Pro Tip: Since the sanctuary hosts over a million visitors a year, it’s good to expect crowds. If you’re looking for solace, however, there are plenty of paths to roam and benches to sit where you can escape the groups gathered at the Main and Holy Spring Temples to watch the monkeys go about their day.

 

Tri Hita Karana – Conservation, Culture & Well-Being at the Core

The dragon bridge at the Holy Spring Temple sits before a wall of banyan tree vines.

The Sacred Monkey Forest Sanctuary upholds the Hindu philosophy of Tri Hita Karana as its principal mission, meaning “three ways to reach spiritual and physical well-being.” With ‘Tri’ meaning three, ‘Hita’ meaning happiness, and ‘Karana’ meaning cause or manner, this philosophy focuses on how people can maintain a harmonious relationship between themselves and their fellow humans, their environment, and god in daily life. As an international tourist destination and ‘living laboratory’ for educational institutions, this philosophy reflects the Monkey Forest’s desire to create peace and harmony with its staff, visitors, inhabitants, plant life, historic temples, local community, and the city of Ubud.

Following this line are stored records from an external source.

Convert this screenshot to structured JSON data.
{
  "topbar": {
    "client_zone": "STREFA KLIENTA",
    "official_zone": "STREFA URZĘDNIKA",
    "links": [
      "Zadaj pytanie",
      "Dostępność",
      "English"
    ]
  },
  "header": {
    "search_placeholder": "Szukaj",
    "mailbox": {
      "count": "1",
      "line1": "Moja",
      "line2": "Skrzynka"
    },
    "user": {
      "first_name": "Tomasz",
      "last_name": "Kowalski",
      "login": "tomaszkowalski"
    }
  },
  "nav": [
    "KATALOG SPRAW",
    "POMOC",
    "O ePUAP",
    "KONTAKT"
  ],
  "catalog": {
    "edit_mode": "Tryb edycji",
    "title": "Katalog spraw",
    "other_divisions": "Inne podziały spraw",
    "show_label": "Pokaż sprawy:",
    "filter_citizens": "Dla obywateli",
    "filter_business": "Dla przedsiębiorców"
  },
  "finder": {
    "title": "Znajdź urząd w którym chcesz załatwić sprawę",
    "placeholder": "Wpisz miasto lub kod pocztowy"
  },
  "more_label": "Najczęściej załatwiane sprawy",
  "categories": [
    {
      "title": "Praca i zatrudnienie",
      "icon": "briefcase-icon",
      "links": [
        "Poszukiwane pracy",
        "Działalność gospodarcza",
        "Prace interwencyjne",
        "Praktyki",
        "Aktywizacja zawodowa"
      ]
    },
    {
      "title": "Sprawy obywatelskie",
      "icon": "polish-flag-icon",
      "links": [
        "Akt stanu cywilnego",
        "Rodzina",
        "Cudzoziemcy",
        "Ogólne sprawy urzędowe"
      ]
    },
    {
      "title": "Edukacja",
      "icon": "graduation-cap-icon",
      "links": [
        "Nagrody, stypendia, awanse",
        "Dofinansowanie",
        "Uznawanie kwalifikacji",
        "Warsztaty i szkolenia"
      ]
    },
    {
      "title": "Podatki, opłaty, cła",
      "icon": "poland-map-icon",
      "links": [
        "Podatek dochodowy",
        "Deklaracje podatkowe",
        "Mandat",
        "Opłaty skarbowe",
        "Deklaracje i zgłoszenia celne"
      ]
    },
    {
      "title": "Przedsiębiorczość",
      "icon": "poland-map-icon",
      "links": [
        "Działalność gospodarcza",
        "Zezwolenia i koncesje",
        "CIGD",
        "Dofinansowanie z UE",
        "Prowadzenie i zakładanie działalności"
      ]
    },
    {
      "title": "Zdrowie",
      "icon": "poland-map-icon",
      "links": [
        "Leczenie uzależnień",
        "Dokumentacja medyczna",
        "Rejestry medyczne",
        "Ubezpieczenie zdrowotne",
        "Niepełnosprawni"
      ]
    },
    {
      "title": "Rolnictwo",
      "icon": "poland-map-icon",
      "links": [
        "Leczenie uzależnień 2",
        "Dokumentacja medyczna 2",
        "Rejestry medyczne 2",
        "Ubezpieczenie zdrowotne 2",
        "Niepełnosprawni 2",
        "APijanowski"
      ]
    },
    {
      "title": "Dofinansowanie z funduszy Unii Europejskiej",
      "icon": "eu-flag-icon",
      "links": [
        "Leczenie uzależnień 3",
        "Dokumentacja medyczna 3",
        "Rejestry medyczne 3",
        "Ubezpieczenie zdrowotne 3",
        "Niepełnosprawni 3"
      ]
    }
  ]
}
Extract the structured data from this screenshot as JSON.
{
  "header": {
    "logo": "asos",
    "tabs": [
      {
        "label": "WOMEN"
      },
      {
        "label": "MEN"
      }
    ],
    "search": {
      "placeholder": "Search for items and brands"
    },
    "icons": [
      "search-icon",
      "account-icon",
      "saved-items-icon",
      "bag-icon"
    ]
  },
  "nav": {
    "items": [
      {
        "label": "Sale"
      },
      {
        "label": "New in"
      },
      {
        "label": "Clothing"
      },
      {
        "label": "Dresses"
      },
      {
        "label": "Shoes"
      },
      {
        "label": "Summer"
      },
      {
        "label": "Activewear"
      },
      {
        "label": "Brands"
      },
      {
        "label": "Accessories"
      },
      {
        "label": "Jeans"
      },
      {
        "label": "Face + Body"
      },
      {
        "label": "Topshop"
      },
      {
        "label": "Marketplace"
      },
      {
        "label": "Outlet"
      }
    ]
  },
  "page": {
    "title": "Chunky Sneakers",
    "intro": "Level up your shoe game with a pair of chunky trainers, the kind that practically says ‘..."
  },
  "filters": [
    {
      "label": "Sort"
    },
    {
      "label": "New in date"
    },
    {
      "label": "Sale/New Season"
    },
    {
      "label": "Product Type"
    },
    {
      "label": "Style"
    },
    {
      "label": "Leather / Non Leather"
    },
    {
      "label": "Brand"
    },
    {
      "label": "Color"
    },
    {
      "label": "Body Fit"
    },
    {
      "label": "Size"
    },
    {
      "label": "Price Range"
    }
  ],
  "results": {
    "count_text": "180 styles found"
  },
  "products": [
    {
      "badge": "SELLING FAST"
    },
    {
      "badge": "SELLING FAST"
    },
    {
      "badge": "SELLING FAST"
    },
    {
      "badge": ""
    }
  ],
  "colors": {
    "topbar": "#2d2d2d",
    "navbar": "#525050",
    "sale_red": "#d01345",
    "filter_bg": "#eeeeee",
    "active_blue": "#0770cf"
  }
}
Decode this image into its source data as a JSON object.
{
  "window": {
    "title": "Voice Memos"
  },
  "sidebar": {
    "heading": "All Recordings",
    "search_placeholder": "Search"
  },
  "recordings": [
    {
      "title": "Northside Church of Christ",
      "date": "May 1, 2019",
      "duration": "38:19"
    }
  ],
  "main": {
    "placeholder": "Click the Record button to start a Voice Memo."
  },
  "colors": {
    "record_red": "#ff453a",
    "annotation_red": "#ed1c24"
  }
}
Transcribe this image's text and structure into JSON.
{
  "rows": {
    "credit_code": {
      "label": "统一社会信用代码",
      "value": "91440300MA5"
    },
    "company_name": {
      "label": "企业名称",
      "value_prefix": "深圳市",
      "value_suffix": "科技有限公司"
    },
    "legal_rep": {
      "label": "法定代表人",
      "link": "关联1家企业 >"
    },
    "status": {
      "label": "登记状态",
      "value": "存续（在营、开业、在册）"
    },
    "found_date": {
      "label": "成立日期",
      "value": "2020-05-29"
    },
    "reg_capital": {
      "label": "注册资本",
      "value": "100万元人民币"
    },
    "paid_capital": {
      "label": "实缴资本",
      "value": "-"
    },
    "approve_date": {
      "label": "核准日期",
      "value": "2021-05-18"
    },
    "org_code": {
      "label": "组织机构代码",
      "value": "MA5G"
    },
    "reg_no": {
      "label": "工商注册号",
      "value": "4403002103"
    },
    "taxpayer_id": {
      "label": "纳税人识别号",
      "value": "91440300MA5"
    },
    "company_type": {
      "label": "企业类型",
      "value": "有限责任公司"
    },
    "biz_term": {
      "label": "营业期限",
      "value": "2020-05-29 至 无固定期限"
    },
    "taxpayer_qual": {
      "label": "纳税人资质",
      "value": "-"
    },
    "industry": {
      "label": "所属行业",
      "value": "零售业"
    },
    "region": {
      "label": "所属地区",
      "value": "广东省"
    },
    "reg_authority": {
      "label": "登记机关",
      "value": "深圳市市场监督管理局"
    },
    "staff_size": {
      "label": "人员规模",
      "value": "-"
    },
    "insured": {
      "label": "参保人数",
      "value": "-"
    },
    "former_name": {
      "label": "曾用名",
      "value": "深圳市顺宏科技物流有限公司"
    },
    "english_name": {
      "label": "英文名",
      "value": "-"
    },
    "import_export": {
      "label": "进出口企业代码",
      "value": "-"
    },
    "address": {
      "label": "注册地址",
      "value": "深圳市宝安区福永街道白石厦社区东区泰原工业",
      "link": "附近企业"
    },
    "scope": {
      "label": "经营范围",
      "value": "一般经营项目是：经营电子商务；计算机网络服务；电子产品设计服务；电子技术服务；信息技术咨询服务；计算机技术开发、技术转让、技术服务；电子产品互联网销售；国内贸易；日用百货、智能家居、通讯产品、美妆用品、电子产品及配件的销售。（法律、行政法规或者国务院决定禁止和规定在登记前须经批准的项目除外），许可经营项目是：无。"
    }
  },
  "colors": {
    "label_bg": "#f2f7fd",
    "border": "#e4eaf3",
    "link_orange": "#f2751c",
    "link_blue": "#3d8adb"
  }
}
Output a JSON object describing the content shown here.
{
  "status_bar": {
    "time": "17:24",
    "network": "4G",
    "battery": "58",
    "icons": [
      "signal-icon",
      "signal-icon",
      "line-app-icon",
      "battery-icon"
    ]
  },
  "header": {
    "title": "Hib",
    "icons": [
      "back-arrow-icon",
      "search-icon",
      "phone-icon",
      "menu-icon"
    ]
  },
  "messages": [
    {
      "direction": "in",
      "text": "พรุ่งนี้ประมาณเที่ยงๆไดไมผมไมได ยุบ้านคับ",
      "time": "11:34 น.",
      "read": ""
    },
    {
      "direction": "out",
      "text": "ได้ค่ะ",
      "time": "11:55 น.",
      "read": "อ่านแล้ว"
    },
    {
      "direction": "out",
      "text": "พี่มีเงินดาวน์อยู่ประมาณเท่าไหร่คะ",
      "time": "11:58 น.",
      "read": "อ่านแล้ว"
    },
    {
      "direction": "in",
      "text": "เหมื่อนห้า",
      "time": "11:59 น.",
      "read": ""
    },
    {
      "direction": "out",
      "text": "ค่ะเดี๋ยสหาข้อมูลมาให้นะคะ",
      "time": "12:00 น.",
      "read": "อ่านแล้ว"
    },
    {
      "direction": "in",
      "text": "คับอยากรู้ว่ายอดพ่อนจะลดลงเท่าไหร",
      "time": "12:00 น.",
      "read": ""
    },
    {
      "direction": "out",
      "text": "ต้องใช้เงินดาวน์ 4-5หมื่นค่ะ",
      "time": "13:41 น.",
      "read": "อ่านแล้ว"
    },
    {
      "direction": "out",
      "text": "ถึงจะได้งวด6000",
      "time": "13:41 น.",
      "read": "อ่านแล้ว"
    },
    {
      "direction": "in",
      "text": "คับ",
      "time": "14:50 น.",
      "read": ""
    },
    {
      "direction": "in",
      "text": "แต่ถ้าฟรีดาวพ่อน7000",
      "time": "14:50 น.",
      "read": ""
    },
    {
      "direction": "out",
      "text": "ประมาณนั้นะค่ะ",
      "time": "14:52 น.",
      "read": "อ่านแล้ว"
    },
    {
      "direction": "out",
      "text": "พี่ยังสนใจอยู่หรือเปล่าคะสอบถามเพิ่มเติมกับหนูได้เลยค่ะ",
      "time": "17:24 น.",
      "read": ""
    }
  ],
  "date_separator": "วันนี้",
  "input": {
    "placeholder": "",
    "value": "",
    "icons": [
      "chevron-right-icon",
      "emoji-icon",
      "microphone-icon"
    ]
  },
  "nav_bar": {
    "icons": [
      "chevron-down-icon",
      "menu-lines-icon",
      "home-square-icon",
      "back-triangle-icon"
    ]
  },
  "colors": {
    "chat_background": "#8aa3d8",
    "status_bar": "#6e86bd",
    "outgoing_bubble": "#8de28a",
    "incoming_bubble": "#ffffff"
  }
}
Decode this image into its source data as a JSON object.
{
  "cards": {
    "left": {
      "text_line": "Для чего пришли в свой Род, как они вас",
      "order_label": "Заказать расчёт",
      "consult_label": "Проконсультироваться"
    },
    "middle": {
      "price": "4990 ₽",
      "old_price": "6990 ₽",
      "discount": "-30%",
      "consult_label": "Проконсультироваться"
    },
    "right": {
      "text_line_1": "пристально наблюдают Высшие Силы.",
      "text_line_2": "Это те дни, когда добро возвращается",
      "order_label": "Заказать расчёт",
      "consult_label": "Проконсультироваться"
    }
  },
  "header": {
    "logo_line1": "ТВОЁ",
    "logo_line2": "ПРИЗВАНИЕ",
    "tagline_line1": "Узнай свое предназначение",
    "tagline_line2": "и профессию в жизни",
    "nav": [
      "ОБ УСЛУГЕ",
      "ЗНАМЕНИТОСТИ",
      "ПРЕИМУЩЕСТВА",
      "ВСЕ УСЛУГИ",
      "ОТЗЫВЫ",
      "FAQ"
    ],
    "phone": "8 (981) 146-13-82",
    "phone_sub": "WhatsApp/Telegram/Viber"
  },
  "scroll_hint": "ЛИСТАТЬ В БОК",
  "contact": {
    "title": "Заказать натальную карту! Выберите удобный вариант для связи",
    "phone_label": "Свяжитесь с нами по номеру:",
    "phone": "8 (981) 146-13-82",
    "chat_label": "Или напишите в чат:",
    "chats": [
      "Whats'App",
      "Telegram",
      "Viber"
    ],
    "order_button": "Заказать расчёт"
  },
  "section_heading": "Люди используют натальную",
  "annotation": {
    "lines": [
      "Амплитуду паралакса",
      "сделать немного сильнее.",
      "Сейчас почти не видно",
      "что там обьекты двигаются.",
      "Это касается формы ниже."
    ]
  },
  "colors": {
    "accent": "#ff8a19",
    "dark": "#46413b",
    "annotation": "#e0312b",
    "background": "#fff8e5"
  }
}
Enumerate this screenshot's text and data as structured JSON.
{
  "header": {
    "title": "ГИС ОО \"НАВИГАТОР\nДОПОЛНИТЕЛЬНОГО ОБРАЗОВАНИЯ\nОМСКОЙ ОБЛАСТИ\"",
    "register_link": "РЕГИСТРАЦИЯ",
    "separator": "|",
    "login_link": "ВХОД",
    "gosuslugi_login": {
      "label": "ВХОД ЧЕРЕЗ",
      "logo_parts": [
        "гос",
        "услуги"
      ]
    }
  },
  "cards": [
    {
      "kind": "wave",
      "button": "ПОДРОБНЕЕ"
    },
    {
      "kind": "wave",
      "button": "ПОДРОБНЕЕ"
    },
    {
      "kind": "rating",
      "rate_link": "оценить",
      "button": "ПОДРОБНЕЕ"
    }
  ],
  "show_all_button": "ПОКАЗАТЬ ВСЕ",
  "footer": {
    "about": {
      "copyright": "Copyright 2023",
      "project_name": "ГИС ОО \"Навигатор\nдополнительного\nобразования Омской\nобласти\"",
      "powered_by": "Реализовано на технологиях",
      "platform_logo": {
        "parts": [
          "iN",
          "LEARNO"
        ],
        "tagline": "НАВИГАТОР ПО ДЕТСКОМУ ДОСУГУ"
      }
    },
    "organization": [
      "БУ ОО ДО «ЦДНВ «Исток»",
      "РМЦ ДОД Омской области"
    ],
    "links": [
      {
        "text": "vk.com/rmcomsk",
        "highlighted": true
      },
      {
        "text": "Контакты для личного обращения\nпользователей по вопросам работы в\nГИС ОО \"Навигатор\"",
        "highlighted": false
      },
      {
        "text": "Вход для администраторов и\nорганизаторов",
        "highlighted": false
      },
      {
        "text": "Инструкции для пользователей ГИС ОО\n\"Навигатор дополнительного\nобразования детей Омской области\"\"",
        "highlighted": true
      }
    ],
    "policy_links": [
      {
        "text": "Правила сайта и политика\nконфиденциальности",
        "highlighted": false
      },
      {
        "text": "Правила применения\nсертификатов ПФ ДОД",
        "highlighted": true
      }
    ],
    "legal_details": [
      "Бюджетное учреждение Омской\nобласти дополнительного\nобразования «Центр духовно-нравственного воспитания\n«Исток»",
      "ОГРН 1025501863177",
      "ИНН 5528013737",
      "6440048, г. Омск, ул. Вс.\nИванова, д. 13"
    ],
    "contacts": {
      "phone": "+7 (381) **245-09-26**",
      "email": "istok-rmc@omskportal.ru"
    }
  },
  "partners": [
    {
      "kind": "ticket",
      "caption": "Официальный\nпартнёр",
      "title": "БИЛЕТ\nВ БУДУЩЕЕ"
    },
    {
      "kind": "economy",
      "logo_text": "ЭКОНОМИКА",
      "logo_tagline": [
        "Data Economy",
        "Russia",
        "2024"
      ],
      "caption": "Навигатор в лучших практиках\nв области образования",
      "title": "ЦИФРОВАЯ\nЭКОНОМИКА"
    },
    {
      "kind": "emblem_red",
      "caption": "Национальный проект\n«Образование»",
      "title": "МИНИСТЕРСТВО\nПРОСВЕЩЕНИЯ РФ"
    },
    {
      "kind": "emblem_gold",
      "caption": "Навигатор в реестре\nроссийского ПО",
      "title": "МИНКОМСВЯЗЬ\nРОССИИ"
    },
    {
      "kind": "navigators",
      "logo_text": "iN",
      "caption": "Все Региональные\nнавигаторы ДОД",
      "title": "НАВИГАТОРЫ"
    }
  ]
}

The forest is owned by the village of Padangtegal where it is located in Ubud’s southwestern corner flanked by a multitude of hotels, shops and restaurants. The village considers the sanctuary an important spiritual, educational, economic, and conservation center for its residents, who protect the monkeys and serve on the forest’s governing council.

When it comes to Balinese culture, the forest and its inhabitants play an important role in religion and tradition. Monkeys and their mythology are prominent in Balinese art, for example, appearing in the Kecak and Ramayana dance where the monkey is an important character in the story. And while the forest is home to 186 species of trees, some are considered particularly holy and are used in spiritual practices. These include the Majegan, which is used exclusively to build shrines, the leaves of the Berigan for cremation ceremonies, and the Pule Bandak, which is thought to embody the spirit of the forest and is used to make powerful masks (don’t worry, the trees aren’t killed to make them).

 

Making A Difference

Monkeys are often seen helping one another keep clean.

With a booming tourism industry resulting in increased deforestation and massive amounts of waste, Bali’s environment from its forests to shorelines is under threat, making wildlife sanctuaries like Ubud’s Sacred Monkey Forest critical to the eco-tourism movement. With Tri Hita Karana at the heart of their mission, the Monkey Forest honors humanity, environment, education, and religion by providing a conservation area for Balinese monkeys, rare plants and those used in ritual to visitors and city-dwellers alike, offering an oasis in an urban environment.

Knowing your visit will not only provide you with lasting memories and a one of a kind experience, but with the knowledge that you are supporting locals and important conservation efforts while you travel feels great, too. Have fun, be respectful, and watch your stuff!